Se i clienti hanno accesso al fitness club anche al di fuori della presenza fisica del personale, devono essere istruiti sistematicamente e dettagliatamente (a voce e per iscritto) sulla procedura della catena di salvataggio:
- Quali sono i mezzi da utilizzare per dare l’allarme in caso di emergenza?

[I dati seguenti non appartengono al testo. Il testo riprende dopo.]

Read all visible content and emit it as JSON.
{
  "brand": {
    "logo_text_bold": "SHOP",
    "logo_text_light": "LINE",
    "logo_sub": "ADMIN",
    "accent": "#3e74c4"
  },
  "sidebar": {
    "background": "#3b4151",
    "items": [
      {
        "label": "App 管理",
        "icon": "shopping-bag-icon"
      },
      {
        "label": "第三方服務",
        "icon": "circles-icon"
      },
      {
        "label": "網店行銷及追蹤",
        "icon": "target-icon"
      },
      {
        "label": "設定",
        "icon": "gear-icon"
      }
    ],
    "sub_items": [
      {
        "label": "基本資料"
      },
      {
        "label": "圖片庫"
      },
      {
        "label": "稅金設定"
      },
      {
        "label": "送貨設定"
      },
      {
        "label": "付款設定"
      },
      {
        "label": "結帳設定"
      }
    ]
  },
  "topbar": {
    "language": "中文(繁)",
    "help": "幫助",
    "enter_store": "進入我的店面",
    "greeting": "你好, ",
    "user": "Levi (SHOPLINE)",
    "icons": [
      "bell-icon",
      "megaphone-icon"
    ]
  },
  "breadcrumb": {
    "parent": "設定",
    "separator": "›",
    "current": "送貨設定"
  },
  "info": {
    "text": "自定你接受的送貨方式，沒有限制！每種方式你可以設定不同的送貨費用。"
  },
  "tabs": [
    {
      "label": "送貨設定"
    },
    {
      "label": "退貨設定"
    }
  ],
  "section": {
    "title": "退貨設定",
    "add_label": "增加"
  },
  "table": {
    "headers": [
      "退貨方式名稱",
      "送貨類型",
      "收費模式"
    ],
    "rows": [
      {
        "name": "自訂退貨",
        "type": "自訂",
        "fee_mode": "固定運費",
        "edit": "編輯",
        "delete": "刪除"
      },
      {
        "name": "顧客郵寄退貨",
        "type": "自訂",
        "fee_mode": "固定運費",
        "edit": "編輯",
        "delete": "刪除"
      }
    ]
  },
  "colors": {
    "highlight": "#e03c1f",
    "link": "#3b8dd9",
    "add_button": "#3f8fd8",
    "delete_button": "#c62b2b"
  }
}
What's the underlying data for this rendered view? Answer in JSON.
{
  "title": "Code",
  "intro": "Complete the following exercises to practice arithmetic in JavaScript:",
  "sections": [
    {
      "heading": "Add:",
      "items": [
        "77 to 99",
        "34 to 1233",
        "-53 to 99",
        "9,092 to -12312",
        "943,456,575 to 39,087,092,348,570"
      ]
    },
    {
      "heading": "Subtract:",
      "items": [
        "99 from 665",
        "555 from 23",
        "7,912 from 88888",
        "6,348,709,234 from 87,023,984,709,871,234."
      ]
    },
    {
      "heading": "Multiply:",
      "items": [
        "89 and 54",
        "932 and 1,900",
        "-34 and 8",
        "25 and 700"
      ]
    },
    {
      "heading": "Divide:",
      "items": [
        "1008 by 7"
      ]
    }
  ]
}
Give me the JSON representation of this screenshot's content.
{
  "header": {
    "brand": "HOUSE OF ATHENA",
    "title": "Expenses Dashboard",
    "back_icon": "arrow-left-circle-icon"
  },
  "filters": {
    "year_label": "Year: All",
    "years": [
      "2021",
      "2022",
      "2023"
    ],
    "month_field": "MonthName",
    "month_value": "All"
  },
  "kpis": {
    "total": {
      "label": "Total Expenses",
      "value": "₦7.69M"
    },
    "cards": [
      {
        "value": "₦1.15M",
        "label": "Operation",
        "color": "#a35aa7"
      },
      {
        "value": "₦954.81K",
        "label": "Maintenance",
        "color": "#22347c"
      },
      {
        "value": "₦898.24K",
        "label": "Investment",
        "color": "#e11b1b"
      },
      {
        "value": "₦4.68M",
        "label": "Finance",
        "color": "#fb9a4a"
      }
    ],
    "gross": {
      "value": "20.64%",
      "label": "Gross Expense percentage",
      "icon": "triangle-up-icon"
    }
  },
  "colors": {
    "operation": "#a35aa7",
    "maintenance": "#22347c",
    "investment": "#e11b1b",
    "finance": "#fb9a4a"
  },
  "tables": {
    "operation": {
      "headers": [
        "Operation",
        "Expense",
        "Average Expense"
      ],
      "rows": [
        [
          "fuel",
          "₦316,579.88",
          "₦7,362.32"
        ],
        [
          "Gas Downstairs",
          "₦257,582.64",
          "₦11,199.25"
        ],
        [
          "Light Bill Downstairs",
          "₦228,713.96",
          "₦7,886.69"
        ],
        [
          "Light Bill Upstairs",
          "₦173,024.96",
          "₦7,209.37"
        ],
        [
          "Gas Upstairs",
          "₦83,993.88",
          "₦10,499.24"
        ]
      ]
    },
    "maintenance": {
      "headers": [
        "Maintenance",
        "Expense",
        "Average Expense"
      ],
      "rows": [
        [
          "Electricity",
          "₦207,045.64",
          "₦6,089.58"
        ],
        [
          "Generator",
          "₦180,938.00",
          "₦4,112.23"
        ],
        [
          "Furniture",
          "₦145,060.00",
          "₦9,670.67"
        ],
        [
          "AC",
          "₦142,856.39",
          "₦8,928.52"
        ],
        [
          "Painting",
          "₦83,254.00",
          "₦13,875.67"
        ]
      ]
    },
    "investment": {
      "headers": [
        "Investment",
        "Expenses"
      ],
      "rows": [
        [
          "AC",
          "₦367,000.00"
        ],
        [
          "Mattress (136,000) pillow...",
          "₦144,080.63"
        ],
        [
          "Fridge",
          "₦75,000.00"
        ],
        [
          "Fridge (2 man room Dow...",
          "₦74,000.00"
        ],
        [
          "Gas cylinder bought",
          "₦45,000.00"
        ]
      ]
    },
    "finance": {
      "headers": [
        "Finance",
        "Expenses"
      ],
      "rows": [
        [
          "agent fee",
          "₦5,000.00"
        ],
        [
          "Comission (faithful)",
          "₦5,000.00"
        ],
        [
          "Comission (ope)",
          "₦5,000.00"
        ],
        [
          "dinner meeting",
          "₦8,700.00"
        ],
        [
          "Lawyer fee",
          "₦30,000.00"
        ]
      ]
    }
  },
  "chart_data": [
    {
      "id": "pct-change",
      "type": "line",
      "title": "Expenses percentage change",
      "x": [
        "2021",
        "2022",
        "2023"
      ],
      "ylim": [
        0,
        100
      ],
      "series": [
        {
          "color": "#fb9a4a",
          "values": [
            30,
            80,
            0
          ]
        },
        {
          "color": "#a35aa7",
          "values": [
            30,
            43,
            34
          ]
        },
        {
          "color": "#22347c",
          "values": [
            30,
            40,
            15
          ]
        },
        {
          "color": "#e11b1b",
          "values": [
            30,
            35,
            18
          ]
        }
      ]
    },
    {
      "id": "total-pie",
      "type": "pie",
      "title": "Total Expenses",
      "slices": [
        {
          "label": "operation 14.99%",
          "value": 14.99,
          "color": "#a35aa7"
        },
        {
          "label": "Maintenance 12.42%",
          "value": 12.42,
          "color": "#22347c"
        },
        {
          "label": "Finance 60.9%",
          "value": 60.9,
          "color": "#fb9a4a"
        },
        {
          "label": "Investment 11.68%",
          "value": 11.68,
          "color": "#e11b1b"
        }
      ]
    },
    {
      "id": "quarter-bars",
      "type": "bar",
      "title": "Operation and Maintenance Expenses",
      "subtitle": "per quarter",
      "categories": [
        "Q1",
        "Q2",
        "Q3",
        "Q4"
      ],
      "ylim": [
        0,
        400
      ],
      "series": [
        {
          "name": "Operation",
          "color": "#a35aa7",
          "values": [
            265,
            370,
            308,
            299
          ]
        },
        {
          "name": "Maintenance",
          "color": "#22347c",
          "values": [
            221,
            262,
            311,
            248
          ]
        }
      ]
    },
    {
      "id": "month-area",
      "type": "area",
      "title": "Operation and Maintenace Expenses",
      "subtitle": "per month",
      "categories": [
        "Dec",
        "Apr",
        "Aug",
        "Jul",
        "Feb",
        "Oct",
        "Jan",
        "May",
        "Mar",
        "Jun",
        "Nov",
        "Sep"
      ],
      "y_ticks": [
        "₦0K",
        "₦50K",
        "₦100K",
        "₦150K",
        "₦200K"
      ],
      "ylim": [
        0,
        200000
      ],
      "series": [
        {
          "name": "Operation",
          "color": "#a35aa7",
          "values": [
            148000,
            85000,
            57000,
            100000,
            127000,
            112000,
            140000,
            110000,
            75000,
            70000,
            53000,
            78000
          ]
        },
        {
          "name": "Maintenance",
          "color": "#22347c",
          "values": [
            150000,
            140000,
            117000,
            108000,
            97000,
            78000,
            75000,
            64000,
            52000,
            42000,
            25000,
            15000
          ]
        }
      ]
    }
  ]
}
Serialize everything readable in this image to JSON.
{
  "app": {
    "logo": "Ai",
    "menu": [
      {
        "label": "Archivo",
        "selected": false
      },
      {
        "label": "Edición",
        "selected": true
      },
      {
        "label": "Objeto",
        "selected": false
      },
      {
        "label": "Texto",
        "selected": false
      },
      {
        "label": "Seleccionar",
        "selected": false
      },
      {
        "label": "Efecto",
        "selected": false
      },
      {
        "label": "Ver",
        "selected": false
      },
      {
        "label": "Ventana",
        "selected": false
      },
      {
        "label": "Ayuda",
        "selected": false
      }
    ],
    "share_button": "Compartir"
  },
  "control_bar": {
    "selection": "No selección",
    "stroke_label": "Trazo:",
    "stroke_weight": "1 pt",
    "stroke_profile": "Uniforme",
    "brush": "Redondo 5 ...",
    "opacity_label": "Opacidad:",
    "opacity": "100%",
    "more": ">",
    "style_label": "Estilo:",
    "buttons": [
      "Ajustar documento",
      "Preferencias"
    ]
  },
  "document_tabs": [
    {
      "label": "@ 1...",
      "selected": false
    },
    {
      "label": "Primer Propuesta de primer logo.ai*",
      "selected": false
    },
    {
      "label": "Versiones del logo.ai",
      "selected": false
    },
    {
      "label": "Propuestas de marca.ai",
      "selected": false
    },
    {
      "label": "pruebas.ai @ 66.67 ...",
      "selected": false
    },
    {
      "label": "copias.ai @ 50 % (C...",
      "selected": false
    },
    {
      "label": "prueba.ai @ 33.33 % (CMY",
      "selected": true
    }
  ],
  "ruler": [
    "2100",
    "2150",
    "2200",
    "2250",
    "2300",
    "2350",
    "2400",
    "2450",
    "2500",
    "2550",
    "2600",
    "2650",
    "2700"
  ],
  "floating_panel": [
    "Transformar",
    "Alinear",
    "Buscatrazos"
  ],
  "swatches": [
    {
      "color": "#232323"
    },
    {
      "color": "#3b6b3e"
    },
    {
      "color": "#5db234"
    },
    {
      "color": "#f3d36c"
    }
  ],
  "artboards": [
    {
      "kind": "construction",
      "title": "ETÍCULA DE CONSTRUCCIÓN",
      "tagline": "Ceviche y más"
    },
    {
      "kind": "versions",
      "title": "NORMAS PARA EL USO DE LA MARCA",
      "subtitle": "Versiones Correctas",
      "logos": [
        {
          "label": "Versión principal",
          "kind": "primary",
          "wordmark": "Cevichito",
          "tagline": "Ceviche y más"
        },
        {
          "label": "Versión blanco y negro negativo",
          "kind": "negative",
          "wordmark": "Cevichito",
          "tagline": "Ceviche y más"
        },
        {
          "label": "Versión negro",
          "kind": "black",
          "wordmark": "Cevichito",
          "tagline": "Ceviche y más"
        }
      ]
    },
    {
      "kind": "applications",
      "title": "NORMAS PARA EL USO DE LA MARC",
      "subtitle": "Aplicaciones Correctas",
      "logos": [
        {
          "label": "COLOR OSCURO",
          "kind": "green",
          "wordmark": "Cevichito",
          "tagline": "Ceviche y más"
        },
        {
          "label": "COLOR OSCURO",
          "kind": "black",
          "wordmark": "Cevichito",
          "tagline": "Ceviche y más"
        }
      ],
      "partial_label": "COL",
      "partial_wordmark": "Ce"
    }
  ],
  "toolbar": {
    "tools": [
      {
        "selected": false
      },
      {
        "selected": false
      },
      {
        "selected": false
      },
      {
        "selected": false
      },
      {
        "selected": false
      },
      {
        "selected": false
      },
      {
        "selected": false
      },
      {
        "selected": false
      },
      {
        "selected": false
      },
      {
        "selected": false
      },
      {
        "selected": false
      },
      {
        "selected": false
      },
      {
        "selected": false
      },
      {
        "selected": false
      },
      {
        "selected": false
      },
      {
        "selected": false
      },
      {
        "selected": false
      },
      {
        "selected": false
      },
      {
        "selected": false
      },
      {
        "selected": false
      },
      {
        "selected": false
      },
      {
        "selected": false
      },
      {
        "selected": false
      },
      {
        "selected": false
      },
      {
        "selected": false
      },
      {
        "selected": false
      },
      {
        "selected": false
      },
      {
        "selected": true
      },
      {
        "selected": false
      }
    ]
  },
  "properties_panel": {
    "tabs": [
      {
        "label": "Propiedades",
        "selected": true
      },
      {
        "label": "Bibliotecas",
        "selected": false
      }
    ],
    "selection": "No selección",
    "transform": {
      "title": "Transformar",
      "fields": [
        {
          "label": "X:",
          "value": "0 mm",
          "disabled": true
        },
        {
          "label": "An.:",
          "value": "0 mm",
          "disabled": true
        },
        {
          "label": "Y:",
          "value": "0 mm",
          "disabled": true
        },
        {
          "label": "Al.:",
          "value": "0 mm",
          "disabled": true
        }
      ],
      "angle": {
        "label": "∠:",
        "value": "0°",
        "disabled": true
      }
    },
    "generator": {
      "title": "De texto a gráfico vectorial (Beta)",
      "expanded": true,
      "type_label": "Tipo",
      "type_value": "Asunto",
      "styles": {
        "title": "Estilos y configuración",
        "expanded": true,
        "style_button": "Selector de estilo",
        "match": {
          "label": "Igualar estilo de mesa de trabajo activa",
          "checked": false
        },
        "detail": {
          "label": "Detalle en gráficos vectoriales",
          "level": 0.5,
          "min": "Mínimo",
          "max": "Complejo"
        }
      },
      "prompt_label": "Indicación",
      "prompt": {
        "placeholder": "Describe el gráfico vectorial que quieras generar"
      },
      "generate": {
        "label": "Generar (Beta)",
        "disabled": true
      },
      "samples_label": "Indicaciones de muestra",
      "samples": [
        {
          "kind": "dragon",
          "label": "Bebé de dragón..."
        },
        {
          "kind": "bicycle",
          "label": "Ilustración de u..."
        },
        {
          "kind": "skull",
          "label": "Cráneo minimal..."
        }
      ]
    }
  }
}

- Dove si trovano i telefoni di emergenza
- Dove si trovano il defibrillatore e il kit di emergenza
Fig.2: Esempio di stazione di sicurezza
Certificazione Qualitop e riconoscimento dell’assicurazione sanitaria
Affinché un centro fitness possa ottenere la certificazione Qualitop, devono essere soddisfatti degli standard. I requisiti sono illustrati in dettaglio nello standard Qualitop. Gli standard sono stati rivisti nel 2022 con un processo di ampia portata. Da dicembre 2022 a gennaio 2023, tutti i rappresentanti del settore hanno potuto partecipare a un sondaggio nell’ambito di un processo di consultazione per contribuire attivamente alla definizione dei nuovi standard Qualitop e all’ulteriore sviluppo dello standard di qualità del settore.I nuovi standard Qualitop, che si applicheranno a partire dal 1° settembre 2023, riformulano anche i requisiti per le competenze del personale in base al concetto di formazione professionale. La procedura continuerà a essere eseguita da certificatori accreditati.Chi si allena presso un fornitore di fitness certificato Qualitop è sostenuto finanziariamente da oltre 20 assicurazioni sanitarie con un contributo alle spese. Al momento della certificazione di un fornitore, si fa una distinzione di base se i membri sono supervisionati da personale qualificato in loco durante tutti gli orari di apertura o se l’accesso all’area di allenamento è talvolta possibile senza la presenza fisica del supervisore. Nel secondo caso, devono essere soddisfatti i requisiti minimi dello standard Qualitop “Provider con supervisione a distanza” che, oltre ai temi fondamentali dell’offerta, dell’igiene e della sicurezza, richiedono anche la disponibilità di un supervisore qualificato per almeno il 30% dell’orario di apertura giornaliero offerto. Per soddisfare questo requisito, i provider che gestiscono più sedi predispongono un centro di sistema per il monitoraggio sincrono delle aree di formazione. Se necessario, i soci possono mettersi in contatto con personale qualificato in grado di risolvere i problemi tecnici e di fornire istruzioni per la formazione. Per le imprese individuali, invece, è possibile che il titolare e il direttore svolgano le attività amministrative durante l’orario di apertura e monitorino le aree di formazione su un monitor aggiuntivo, ad esempio nel proprio ufficio. La certificazione non è possibile per i fitness club senza personale che non offrono una supervisione sistematica. Questi non sono inoltre riconosciuti dalle compagnie di assicurazione sanitaria.
Conclusione
La riduzione dei costi operativi è attualmente una questione molto importante, se non addirittura esistenziale, per molti proprietari di fitness club. Poiché molti costi aumentano a causa dell’inflazione generale (affitto, energia, attrezzature e materiali di consumo), l’esercizio di un fitness club gestito a distanza nel rispetto degli standard offre l’opportunità di ridurre significativamente i costi del personale senza compromettere la qualità dell’assistenza e senza dover rinunciare al riconoscimento dell’offerta da parte delle compagnie di assicurazione sanitaria.
Riferimenti:
– Qualitop Norm Provider supervisionato a distanza (2023)
– Sito web di Qualitop. Accesso al 24.09.2023
Autore
Marcel Scheucher, che ha conseguito un dottorato in economia aziendale, è impegnato nel settore del fitness da oltre 20 anni come imprenditore, certificatore per Qualitop e docente per diversi enti di formazione. Alla SAFS trasmette le sue conoscenze di gestione aziendale, tra l’altro, nel programma di formazione “Quality Management in Service”.